As the market of portable electronic devices such as cellular phones, notebook personal computers and digital cameras expands, secondary batteries having high energy density and long life time functioning as cordless power sources for these electronic devices are eagerly demanded.
For responding to such a demand, a secondary battery having alkali metal ion such as lithium ion as a charge carrier, and utilizing the electrochemical reaction associated with donation and reception of electric charge has been developed. In particular, a lithium ion secondary battery having large energy density becomes widely used today.
Of constituents of a secondary battery, an electrode active material is a substance that directly contributes to the battery electrode reaction including charging and discharging, and plays the central role in the secondary battery. The battery electrode reaction is a reaction occurring in association with donation and reception of an electron when a voltage is applied on the electrode active material that is electrically connected with an electrode disposed in an electrolyte, and proceeds at the time of charging or discharging of the battery. Therefore, as described above, the electrode active material plays the central role in the secondary battery in terms of the system.
In the foregoing lithium ion secondary battery, which uses a lithium-containing transition metal oxide as a cathode active material and a carbon material as an anode active material, charging or discharging is achieved by utilizing the insertion and elimination of lithium ions to/from these electrode active materials.
However, the foregoing lithium ion secondary battery faces the problem that the speed of charging or discharging is limited because movement of lithium ion in the cathode is rate-limiting.
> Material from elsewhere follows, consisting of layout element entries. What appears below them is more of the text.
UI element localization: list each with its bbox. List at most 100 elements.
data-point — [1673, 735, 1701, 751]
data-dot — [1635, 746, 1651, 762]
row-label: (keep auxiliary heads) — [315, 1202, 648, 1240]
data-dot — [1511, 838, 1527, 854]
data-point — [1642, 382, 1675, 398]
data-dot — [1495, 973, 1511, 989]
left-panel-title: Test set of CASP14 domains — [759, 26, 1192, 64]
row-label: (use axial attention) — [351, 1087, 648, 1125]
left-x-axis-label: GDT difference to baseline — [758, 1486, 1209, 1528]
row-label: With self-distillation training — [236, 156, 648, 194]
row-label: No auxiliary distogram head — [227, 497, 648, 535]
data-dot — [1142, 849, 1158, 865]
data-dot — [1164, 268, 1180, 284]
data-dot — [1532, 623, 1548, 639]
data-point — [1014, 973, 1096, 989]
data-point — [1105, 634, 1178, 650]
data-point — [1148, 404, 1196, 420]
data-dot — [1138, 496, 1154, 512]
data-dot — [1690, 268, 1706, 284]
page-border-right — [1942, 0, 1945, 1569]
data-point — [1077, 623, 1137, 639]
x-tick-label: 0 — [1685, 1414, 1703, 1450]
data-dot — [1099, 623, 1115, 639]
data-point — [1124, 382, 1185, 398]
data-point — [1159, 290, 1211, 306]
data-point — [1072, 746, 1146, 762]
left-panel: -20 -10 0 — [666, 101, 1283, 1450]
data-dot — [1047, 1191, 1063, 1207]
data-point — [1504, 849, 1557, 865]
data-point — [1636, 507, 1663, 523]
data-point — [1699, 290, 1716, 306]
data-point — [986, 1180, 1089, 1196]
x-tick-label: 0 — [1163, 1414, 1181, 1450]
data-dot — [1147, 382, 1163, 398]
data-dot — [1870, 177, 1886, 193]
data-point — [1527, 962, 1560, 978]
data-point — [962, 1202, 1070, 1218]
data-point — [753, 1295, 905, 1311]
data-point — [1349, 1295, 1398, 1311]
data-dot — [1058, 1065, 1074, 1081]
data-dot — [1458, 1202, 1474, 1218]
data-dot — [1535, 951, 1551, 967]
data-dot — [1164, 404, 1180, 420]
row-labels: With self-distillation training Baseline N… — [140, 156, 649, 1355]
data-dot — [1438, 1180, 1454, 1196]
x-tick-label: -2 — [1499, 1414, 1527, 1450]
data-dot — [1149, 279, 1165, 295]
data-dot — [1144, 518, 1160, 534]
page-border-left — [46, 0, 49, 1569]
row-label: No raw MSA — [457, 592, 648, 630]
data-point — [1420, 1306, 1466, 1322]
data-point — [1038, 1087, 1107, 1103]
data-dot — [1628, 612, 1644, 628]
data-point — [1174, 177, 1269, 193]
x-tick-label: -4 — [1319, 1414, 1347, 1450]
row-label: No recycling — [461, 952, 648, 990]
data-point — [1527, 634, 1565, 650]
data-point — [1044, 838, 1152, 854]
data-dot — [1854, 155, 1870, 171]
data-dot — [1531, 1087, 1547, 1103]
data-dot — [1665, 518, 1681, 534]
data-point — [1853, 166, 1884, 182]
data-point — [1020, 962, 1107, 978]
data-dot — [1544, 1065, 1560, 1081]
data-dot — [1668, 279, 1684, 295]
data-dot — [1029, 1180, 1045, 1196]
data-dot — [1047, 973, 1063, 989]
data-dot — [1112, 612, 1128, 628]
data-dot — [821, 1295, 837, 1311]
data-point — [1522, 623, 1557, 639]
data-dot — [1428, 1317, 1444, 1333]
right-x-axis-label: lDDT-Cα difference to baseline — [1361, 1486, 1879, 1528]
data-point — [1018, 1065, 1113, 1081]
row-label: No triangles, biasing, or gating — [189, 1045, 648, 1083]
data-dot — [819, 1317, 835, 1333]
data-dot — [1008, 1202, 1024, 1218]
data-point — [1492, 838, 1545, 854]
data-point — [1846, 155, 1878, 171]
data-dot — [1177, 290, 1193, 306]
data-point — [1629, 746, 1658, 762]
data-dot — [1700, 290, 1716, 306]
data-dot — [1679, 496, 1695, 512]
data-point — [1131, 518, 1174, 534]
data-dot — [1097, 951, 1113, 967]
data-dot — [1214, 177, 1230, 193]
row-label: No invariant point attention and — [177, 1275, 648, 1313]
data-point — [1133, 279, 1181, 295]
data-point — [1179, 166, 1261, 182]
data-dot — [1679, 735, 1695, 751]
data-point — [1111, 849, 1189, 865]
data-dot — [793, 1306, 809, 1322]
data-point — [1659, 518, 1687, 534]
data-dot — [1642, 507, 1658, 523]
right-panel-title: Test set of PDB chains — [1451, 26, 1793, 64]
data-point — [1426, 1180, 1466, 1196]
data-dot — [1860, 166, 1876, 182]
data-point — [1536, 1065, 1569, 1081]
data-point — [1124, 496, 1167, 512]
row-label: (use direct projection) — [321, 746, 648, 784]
In other words, the moving speed of lithium ion in the transition metal oxide in the cathode is lower than those in the electrolyte and the anode, in the aforementioned lithium ion secondary battery, so that the battery reaction speed in the cathode is rate-limiting, to limit the charging or discharging speed, and as a result, realization of high power and reduction in the charging time are limited.
A secondary battery including an organic compound as a cathode active material is proposed in recent years for solving such a problem. Research and development for secondary batteries, including an organic radical compound of such organic compounds has been actively made.
For example, Patent Document 1 proposes an active material for a secondary battery which includes a nitroxyl radical compound, an oxy radical compound, and a nitrogen radical compound having a radical on a nitrogen atom.
Patent Document 1 describes an example in which a highly-stable nitroxyl radical or the like is used as a radical, and demonstrates that when a secondary battery produced, for example, by using an electrode layer containing a nitronyl nitroxide compound as a cathode and a lithium-bonded copper foil as an anode, is repeatedly charged and discharged, the charging and discharging is possible for greater than or equal to 10 cycles.
Patent Document 2 proposes an electrode containing a compound having a diazine N,N′-dioxide structure as an electrode active material, and Patent Document 3 proposes an electrode active material containing an oligomer or polymer compound having a diazine N,N′-dioxide structure in its side chain.
In these Patent Documents 2 and 3, a diazine N,N′-dioxide compound or a polymer compound having a diazine N,N′-dioxide structure in its side chain functions as an electrode active material in the electrode, and in the discharging reaction of the electrode reaction, or in the charging and discharging reactions, it is contained in the electrode as a reaction starting substance, a product, or an intermediate product. Five different conditions can be obtained by donation and reception of an electron in the oxidation-reduction reaction, and this implies the possibility of multi-electron reaction in which greater than or equal to two electrons are involved in the reaction.